Un an que je n’ai pas mis les pieds en Afrique, 12 ans que je n’ai pas remis les pieds en CI. Un périple dont je me souviens bien car il m’avait fait traverser la CI d’ouest en est, en bus et en taxi à partir de Kankan en Guinée... En 12 ans, il s’en est passé des choses, à l’échelle d’une vie (ou d’une expérience) mais aussi à l’échelle d’un pays... Là-dessus je ne retrace pas les faits que tout le monde connait, et vit de près ou de loin, affectivement ou moins affectivement...

Enfin bref ce n’est pas le sujet ; mais 15 jours avant de partir pour cette petite mission en CI, je ne peux m’empêcher de m’interroger : comment cela va-t-il se passer ? Est ce prudent ?... La structure qui m’accueille pour ce voyage qui va m’amener à traverser le pays du sud au nord puis du nord au sud me rassure... Et les formalités à l’ambassade de CI en France me découragent !... L’épisode le plus dur finalement aura été : les formalités...

Alors voilà, les impressions que je vous donne ce sont les miennes, elles sont peut être « superficielles » pour un voyage si rapide, et surtout fortement imprégnées de ma propre expérience récente de 5 années dans un autre pays d’Afrique : le Tchad.

Abidjan... Abidjan vit au rythme des annonces, manifestations, autres débats politiques qui ne donnent pas envie de mettre le nez dehors. En ce moment, c’est « déchets toxiques » et « politiques » qui font débat et parfois violence dans la rue. Voilà ce que je retiens d’Abidjan, ville aux dires de tous « détériorée » mais où la « tour d’Ivoire », au dessus de la lagune, donne toujours à cette ville cette impression de « grande capitale », cette même impression d’Afrique de contraste... Sur le grand pont FHB, le trafic est ralenti par des hommes qui courent entre les voitures pour vendre des jouets de Noël et autres bricoles, image d’Afrique déjà vue, d’économie parrallèle qui a encore de la vie devant elle...

Les routes... Bonnes, elles sont bonnes les routes de CI, en tout cas celle qui fait Abidjan - Yamoussoukro - Bouaké - Ferké.

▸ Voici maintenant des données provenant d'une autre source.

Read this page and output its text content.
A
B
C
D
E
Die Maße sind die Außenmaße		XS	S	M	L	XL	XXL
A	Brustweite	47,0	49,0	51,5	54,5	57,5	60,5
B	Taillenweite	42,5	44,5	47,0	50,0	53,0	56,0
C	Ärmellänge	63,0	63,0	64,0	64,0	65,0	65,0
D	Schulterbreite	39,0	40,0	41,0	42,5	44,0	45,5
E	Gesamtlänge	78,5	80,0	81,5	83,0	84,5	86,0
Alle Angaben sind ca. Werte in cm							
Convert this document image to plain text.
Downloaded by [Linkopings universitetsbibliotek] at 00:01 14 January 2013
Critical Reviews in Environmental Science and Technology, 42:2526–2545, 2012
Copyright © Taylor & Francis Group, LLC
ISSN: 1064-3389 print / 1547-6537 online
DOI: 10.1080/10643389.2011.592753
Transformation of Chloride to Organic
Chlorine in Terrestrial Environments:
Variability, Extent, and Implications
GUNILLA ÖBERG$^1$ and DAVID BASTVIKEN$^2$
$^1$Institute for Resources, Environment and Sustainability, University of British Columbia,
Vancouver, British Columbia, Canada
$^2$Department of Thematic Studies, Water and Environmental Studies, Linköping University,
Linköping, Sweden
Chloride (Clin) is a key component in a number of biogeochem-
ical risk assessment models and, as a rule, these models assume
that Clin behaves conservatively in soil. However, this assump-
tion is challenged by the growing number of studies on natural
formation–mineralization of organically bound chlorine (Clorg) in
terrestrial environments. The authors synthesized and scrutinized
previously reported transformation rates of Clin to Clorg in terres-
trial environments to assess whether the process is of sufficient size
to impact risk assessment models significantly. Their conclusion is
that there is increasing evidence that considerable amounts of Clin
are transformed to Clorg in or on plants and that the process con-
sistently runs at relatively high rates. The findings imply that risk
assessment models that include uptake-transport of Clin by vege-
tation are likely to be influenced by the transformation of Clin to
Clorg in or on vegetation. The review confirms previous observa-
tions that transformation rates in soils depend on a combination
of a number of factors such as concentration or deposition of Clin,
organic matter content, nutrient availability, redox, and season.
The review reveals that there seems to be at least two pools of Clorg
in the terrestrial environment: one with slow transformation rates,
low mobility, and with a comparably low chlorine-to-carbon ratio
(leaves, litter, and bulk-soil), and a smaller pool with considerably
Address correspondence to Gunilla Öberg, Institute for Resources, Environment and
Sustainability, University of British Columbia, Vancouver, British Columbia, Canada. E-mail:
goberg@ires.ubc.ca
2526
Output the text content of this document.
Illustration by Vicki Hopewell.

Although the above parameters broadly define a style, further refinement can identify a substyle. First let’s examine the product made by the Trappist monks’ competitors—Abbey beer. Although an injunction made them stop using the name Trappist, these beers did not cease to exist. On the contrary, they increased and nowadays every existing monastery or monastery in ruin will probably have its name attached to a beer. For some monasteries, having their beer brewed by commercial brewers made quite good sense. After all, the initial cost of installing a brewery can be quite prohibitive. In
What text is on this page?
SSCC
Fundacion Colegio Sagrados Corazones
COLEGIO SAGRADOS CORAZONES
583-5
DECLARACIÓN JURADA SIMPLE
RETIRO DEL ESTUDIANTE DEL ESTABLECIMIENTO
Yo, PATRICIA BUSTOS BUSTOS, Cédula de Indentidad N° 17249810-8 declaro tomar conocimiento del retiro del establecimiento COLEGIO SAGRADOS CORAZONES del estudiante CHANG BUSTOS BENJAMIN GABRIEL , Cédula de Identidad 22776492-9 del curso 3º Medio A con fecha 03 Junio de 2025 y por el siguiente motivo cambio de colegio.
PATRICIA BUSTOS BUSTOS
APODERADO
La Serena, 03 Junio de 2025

Du goudron, quelques trous, des fruits et légumes partout, du maïs, des plantains, des cacahuètes, et même des pizzas... Comparé au Tchad, je m’en excuse, ça me scie.... Donc lorsque après 8 / 9 heures de route pour env. 600 Km on me demande mes impressions sur la route, à la surprise de tous je réponds : « excellent ! ». MAIS, car il y a un MAIS, c’est vrai qu’il n’y a personne sur les routes, et c’est un signe... Et des barrages il y en a, et de l’argent on en dépense ! :

  • Les « corridors » des « loyalistes » au Sud où tous les passagers descendent pour faire 1 Km à pied, alléger leurs poches, et retrouver le car ou le taxi à la sortie quelques heures plus tard.
  • La « pagaille » des forces nouvelles au nord, c’est plus désorganisé on va dire. Les chefs rebelles sont cachés, et les gamins, ados, adultes arborant pour certains d’entre eux tenues militaires et « Forces Nouvelles » monnayent les passages. Les barrages sont plus nombreux. Tout se passe bien pour moi CAR, CAR le chauffeur se sent maintenant chez lui. Pour pratiquer la route depuis 2003, il connait en effet tout le monde. Il paraît plus serein (son nom qui ne trahit pas ses origines) maintenant qu’il est de l’autre côté de la zone de confiance, comme s’il avait changé de pays... Et il a changé de pays. Maintenant je retrouve mon « bambara » proche du « malinké » que je parlais un peu en Guinée... Et lui commence à se détendre et à m’expliquer ses origines maliennes, sa famille installée en CI depuis 4 générations... et le pays gâté... et FHB...

Yamoussoukro... La basilique n’a pas bougé, énorme... Car c’est elle qu’on remarque, avec ces grandes avenues et marchés de bord de route....

Zone de confiance... Les casques bleus (Marocains) arrêtent et comptent les voitures, notent les immatriculations sur un cahier... C’est calme malgré tout, mais cela a un petit goût de « désolant »... leur seule distraction se trouve dans le village d’à côté... Rencontre avec un détachement d’une quinzaine de véhicules de l’armée française, jeeps et blindés... Insolite.

Bouaké... On est de l’autre côté. La vie à Bouaké reprend, c’est là qu’en 2003 le chauffeur a passé 10 jours avec les Chefs rebelles, alors qu’il tentait de faire descendre du sucre sur Abidjan. Mais à cette époque : « le riz monte pas..., le sucre descend pas... ». Alors il connait tout le monde Monsieur K., et la ville, qui fût paraît t-il une ville morte et dangereuse, est aujourd’hui animée, comme une ville d’Afrique apparemment « normale ».

Electricité... L’électricité est partout... partout, c’est peut être un détail, mais j’en reviens pas. Déjà il y a 12 ans en venant de Guinée cela m’avait impressionné ; et venant du Tchad : Ouahhh !!!

Médias et conversations... Et c’est là qu’on sent que cette crise n’est pas finie... et que ses origines sont lointaines. La partition du pays est bien réelle et les nouvelles largement diffusées à travers la radio, la télé, les médias, (présents partout) : ces discours et tapages politiques souvent violents en provenance d’Abidjan sont loin d’apaiser... Et là on est portés à réfléchir sur le rôle et l’influence des médias sur les sociétés, disons en développement. Et je ne peux m’empêcher de penser encore une fois au Tchad où tout cela est absent (pas d’électricité, pas de télé, des voies de communications déplorables...) où les conflits existent aussi, où la guerre s’exécute dans le silence (avec dégâts aussi), mais où on peut parler d’autre chose et où l’individu « lamda » peut choisir de ne pas s’impliquer....

Mais les dérives sont partout, c’est un grand et long débat... entre mauvaise démocratie et bonne (ou mauvaise) dictature ? Et je n’ai pas la solution !

En tout cas, Côte d’Ivoire, guerre ou pas guerre, il me semble que tu gardes ton âme.... D’Afrique.